Re: #14, I proposed an option for this (without all the awk craziness) in #888480: drush pm-list: way to exclude rather than include a package (patch available there), but it was marked "won't fix." If you'd like a simpler way of excluding packages, I'd say follow up on that issue.

alecis’s picture

Here is my version without awk (also i really don't like backticks...) and it generates a sorted list, which is nicer for checking the list before firing the disable part:

drush pm-list --type=module --status=enabled | sed '/\((.*)\)/!d;/[Cc]ore.*-.*[Rr]equired/d;s/.*(\(.*\)).*/\1/' | sort > noncoremod.txt
drush pm-disable $(cat noncoremod.txt)
drush pm-enable $(cat noncoremod.txt)
drupalpeter’s picture

Great! Thanks - this will probably save me a lot of headaches.

pumpkinkid’s picture

Might be good to note that this also disables the Core Optional modules...

This would only disable everything not included in core (which is what is needed for Drupal Upgrades).
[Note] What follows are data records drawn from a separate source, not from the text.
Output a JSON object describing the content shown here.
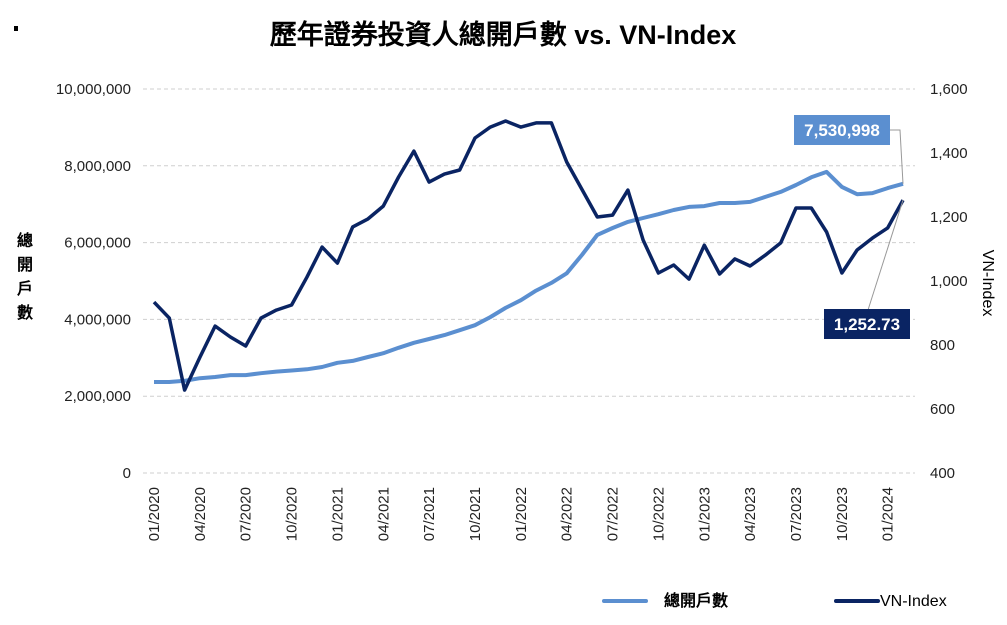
{
  "chart_data": {
    "type": "line",
    "title": "歷年證券投資人總開戶數 vs. VN-Index",
    "ylabel_left": "總開戶數",
    "ylabel_right": "VN-Index",
    "x_tick_labels": [
      "01/2020",
      "04/2020",
      "07/2020",
      "10/2020",
      "01/2021",
      "04/2021",
      "07/2021",
      "10/2021",
      "01/2022",
      "04/2022",
      "07/2022",
      "10/2022",
      "01/2023",
      "04/2023",
      "07/2023",
      "10/2023",
      "01/2024"
    ],
    "x_range": [
      "01/2020",
      "02/2024"
    ],
    "y_left_ticks": [
      "0",
      "2,000,000",
      "4,000,000",
      "6,000,000",
      "8,000,000",
      "10,000,000"
    ],
    "y_left_range": [
      0,
      10000000
    ],
    "y_right_ticks": [
      "400",
      "600",
      "800",
      "1,000",
      "1,200",
      "1,400",
      "1,600"
    ],
    "y_right_range": [
      400,
      1600
    ],
    "grid": "horizontal dashed",
    "legend_position": "bottom-right",
    "series": [
      {
        "name": "總開戶數",
        "axis": "left",
        "color": "#5b8fd0",
        "end_label": "7,530,998",
        "values": [
          2370000,
          2370000,
          2400000,
          2470000,
          2500000,
          2550000,
          2550000,
          2600000,
          2640000,
          2670000,
          2700000,
          2760000,
          2870000,
          2920000,
          3020000,
          3120000,
          3260000,
          3390000,
          3490000,
          3590000,
          3720000,
          3850000,
          4060000,
          4300000,
          4500000,
          4750000,
          4950000,
          5200000,
          5680000,
          6200000,
          6380000,
          6540000,
          6640000,
          6740000,
          6850000,
          6930000,
          6950000,
          7030000,
          7030000,
          7060000,
          7190000,
          7320000,
          7500000,
          7700000,
          7840000,
          7450000,
          7260000,
          7290000,
          7420000,
          7530998
        ]
      },
      {
        "name": "VN-Index",
        "axis": "right",
        "color": "#0a2463",
        "end_label": "1,252.73",
        "values": [
          934,
          884,
          659,
          762,
          859,
          825,
          797,
          884,
          909,
          925,
          1012,
          1106,
          1056,
          1169,
          1194,
          1234,
          1325,
          1406,
          1309,
          1334,
          1347,
          1447,
          1481,
          1500,
          1481,
          1494,
          1494,
          1372,
          1286,
          1200,
          1206,
          1284,
          1128,
          1025,
          1050,
          1006,
          1112,
          1022,
          1069,
          1047,
          1081,
          1119,
          1228,
          1228,
          1153,
          1025,
          1097,
          1134,
          1166,
          1252.73
        ]
      }
    ]
  }
}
drush pm-list --type=module --status=enabled | sed '/\((.*)\)/!d;/[Cc]ore.*-.*[Oo]ptional/d;s/.*(\(.*\)).*/\1/' | sort > noncoremod.txt

Note that you will get a notice that says some modules are "a required module and can't be disabled." This should be fine.

eosrei’s picture

Disable non-core in one line with:

drush pml --no-core --type=module --status=enabled --pipe | xargs drush -y dis
BassPlaya’s picture

I've tried #16 and #18 on a Drupal 6 install with drush_version=4.5 and those worked for me!
Thanx!

aiphes’s picture

#19 works like a charm

rurri’s picture

#19 worked great although I would definitely send the module list to a file first.
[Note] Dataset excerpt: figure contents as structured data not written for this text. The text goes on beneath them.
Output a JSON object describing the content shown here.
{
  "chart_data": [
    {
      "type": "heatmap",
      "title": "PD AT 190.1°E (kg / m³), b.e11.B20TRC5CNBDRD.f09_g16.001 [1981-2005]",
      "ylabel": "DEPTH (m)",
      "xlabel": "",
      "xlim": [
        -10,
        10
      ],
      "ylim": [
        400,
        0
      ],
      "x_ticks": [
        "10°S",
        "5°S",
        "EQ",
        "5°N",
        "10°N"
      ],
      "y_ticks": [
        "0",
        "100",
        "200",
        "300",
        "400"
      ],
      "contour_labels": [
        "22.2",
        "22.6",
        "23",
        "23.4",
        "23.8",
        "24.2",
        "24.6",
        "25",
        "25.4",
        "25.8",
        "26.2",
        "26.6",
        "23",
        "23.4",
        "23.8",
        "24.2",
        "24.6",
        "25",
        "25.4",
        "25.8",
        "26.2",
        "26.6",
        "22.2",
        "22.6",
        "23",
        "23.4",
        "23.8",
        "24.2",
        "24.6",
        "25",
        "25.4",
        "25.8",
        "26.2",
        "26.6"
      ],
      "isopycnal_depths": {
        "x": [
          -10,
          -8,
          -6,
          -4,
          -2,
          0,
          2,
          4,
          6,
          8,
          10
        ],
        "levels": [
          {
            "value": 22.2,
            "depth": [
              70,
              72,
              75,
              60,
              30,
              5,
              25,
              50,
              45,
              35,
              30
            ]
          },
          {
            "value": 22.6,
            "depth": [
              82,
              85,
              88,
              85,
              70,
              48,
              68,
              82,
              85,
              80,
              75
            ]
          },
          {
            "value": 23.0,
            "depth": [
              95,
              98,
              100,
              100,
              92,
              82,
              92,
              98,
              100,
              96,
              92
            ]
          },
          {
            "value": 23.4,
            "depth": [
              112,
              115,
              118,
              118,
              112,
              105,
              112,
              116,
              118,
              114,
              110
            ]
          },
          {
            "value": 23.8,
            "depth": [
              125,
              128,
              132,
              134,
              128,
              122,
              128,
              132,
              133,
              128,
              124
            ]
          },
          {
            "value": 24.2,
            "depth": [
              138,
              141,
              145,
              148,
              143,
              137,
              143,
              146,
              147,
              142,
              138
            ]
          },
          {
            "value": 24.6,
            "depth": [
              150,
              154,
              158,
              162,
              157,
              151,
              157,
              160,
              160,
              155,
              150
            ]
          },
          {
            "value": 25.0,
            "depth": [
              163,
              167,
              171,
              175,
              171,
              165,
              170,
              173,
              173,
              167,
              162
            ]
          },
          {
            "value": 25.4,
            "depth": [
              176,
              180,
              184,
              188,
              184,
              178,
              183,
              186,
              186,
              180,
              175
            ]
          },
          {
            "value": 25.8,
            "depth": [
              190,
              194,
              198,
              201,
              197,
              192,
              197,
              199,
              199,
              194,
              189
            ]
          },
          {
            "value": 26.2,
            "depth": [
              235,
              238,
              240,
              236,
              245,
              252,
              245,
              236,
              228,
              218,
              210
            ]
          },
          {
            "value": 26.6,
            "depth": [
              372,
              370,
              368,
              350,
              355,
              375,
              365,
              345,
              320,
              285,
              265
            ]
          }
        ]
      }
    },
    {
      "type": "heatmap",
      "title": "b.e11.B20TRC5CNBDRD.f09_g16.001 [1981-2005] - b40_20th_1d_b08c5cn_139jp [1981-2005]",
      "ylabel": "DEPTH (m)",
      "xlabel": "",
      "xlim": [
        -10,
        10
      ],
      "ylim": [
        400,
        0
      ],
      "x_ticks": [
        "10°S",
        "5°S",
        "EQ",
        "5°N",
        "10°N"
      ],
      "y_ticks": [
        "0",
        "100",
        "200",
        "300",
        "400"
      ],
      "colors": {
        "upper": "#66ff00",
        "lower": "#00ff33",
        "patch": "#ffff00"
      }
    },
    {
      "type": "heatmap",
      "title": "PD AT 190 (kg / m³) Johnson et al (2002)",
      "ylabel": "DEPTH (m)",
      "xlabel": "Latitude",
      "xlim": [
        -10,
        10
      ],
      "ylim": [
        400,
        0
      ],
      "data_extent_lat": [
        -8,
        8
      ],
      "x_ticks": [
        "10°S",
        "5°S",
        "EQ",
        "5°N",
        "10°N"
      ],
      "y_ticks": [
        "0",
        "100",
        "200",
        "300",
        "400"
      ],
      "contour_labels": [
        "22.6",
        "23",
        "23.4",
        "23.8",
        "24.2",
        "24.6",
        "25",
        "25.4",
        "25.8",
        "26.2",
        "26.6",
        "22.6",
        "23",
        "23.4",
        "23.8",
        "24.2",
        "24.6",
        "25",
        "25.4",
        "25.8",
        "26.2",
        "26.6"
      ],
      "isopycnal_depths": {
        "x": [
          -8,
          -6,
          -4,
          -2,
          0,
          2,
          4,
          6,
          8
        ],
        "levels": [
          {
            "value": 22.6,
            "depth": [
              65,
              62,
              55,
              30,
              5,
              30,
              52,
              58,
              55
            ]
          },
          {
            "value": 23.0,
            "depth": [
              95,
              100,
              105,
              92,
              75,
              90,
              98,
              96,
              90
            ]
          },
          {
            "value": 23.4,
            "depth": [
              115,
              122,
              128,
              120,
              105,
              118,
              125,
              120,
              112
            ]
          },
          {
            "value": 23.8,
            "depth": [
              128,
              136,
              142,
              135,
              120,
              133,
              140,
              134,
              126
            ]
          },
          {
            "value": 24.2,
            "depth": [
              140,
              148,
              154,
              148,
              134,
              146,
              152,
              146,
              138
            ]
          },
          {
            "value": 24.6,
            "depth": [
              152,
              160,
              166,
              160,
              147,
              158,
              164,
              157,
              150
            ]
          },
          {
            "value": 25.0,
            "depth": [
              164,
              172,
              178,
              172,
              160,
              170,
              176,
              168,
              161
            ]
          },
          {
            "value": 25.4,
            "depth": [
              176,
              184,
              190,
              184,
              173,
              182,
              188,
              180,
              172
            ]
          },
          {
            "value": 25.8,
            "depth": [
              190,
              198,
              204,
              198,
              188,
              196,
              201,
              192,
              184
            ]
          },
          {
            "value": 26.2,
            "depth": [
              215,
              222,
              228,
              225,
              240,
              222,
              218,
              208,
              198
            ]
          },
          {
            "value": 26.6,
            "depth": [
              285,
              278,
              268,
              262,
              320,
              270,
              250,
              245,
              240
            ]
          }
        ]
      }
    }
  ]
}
drush pml --no-core --type=module --status=enabled --pipe > modules.txt
xargs -a modules.txt drush -y dis
xargs -a modules.txt drush -y en
Kyle Skrinak’s picture

Mac Lion's xargs (as does BSD's) lacks the --arg-file (-a) parameter. This worked for me on Mac:

(first command as is)
cat modules.txt | xargs drush -y dis #since you can batch uninstall no problems
cat modules.txt | xargs -L 1 drush -y en #may choke without the "one line at a time" command

If you run the drush disable command one at a time, (-L 1) you could prevent dependent modules, later in the list, from uninstalling. It seems passing module list as a batch is both quicker and more effective.

HighwayofLife’s picture

There may be some modules which don't properly get enabled (or disabled). If you use `xargs`, it will die before properly enabling/disabling all of these modules.
Instead, you could use a for loop, though this will take longer:

drush pml --no-core --type=module --status="disabled,not installed" --pipe > modules.txt
for module in `cat modules.txt`; do drush -y en $module; done

Why enable all modules, you ask? One of our CI boxes needed to enable all modules so that we could run the update module against all our modules we provide so that we can easily determine if we need to take any module updates. I would NEVER recommend or condone the enabling of all modules on a production system.